Eigentlich müsste heutzutage an der Pforte vieler deutscher Krankenhäuser ein großes blinkendes Gefahrenschild mit der eindeutigen Warnung: „Betreten auf eigene Gefahr“ stehen!

Denn so traurig es klingt: Wer heute zur Behandlung einer Krankheit in eine Klinik muss, setzt seine restliche Gesundheit gefährlich auf’s Spiel. Mittlerweile haben viele Patienten weniger Angst vor einer notwendigen, ggf. sogar riskanten OP selbst, als vor Behandlungsfehlern durch unerfahrene und/oder überlastete Ärzte und Pflegekräfte, sowie multiresistenten Keimen in Folge mangelnder Hygiene.

Der studierte Humanmediziner und Rechtswissenschaftler Dr. med. Paul Brandenburg geht als kritischer Insider in seiner Publikation „Kliniken und Nebenwirkungen – Überleben in Deutschlands Krankenhäusern“ – brisante Probleme und Missstände in deutschen Krankenhäusern an. Er hinterfragt die mutmaßlichen Ursachen und Zusammenhänge, bietet ehrliche und lösungsorientierte Antworten auf wichtige Patientenfragen und klärt auf, worauf man als Erkrankte/r unbedingt achten sollte, um bestmöglich und effektiv behandelt zu werden.

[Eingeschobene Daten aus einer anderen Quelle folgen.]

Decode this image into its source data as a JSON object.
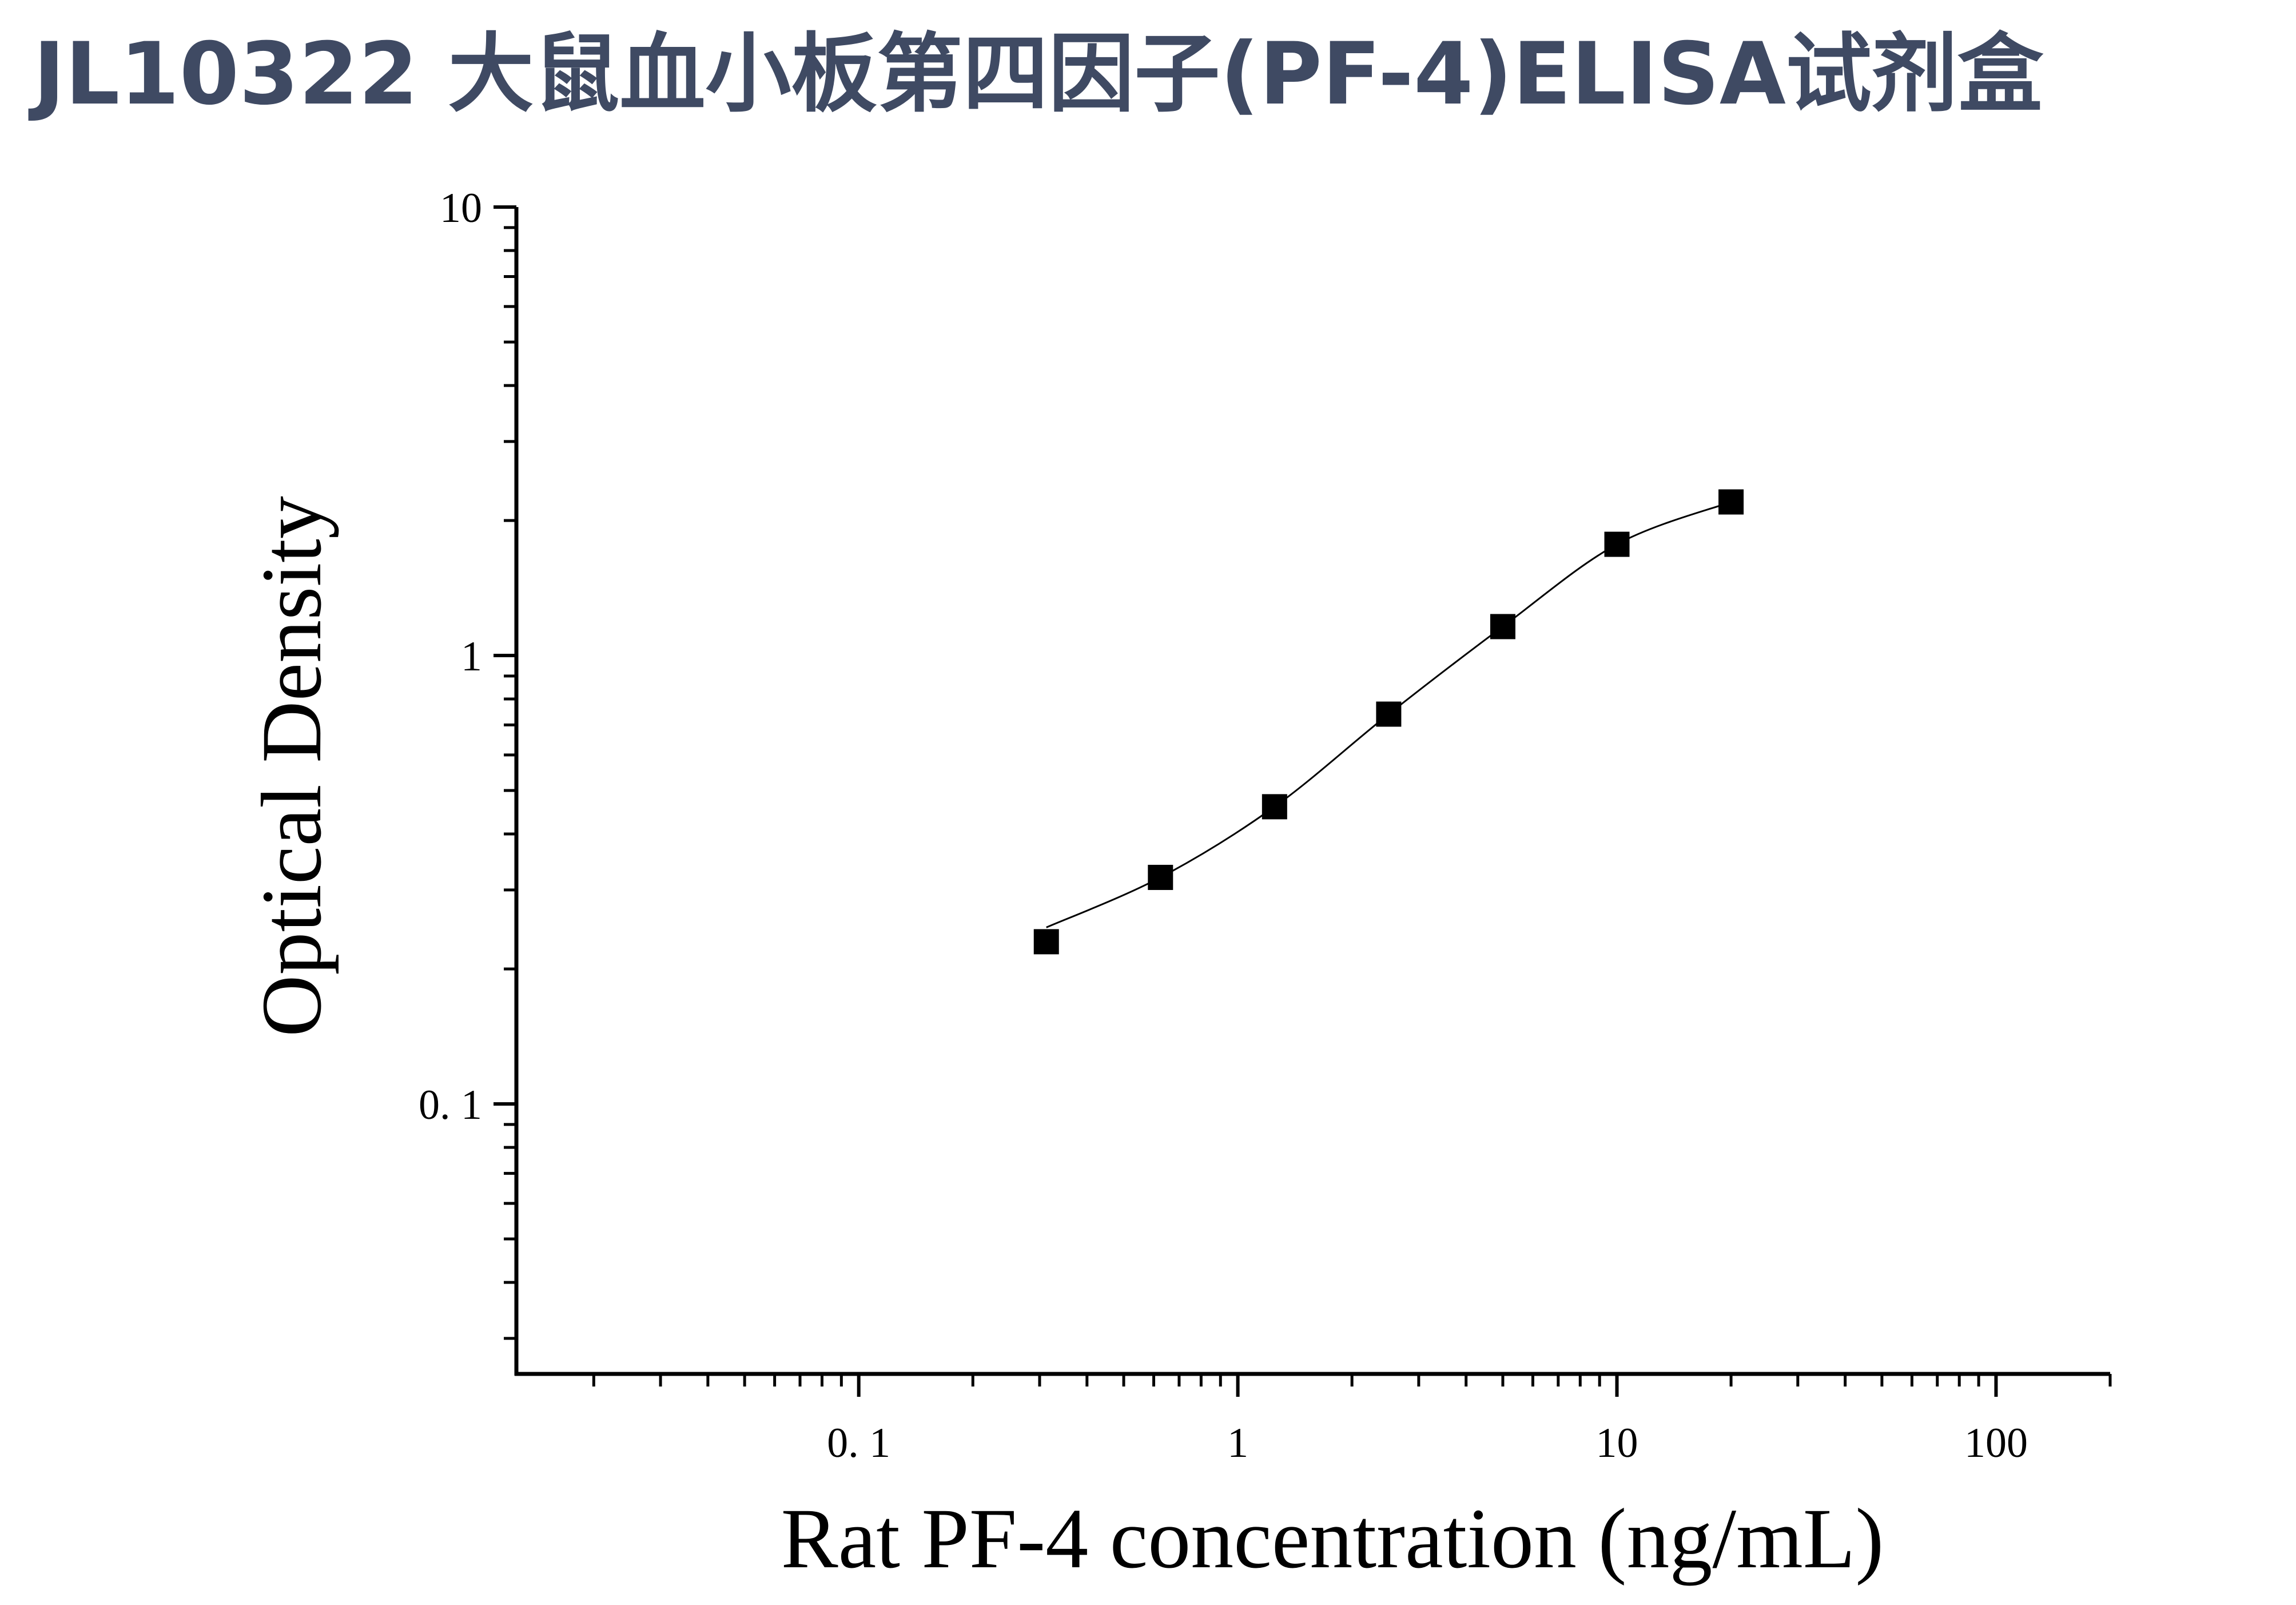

Dank Medienmeinungsfreiheit können die sich häufenden Skandale um Todeskeime, Organspenden, unnötige Operationen, Abrechnungsbetrügereien und überfordertes Personal in deutschen Kliniken zum Glück wenigstens nicht unter den Tisch gekehrt werden, so dass Patienten um ihre berechtigten Interessen und juristischen Rechte kämpfen können.

Dr. med. Paul Brandenburgers interessanter, 207 aufschlussreiche Seiten starker, empfehlenswerter Gesundheitsratgeber „Kliniken und Nebenwirkungen“ (ISBN 978-3-651-00065-0) ist im Scherz-Verlag erschienen und kostet € 13,99.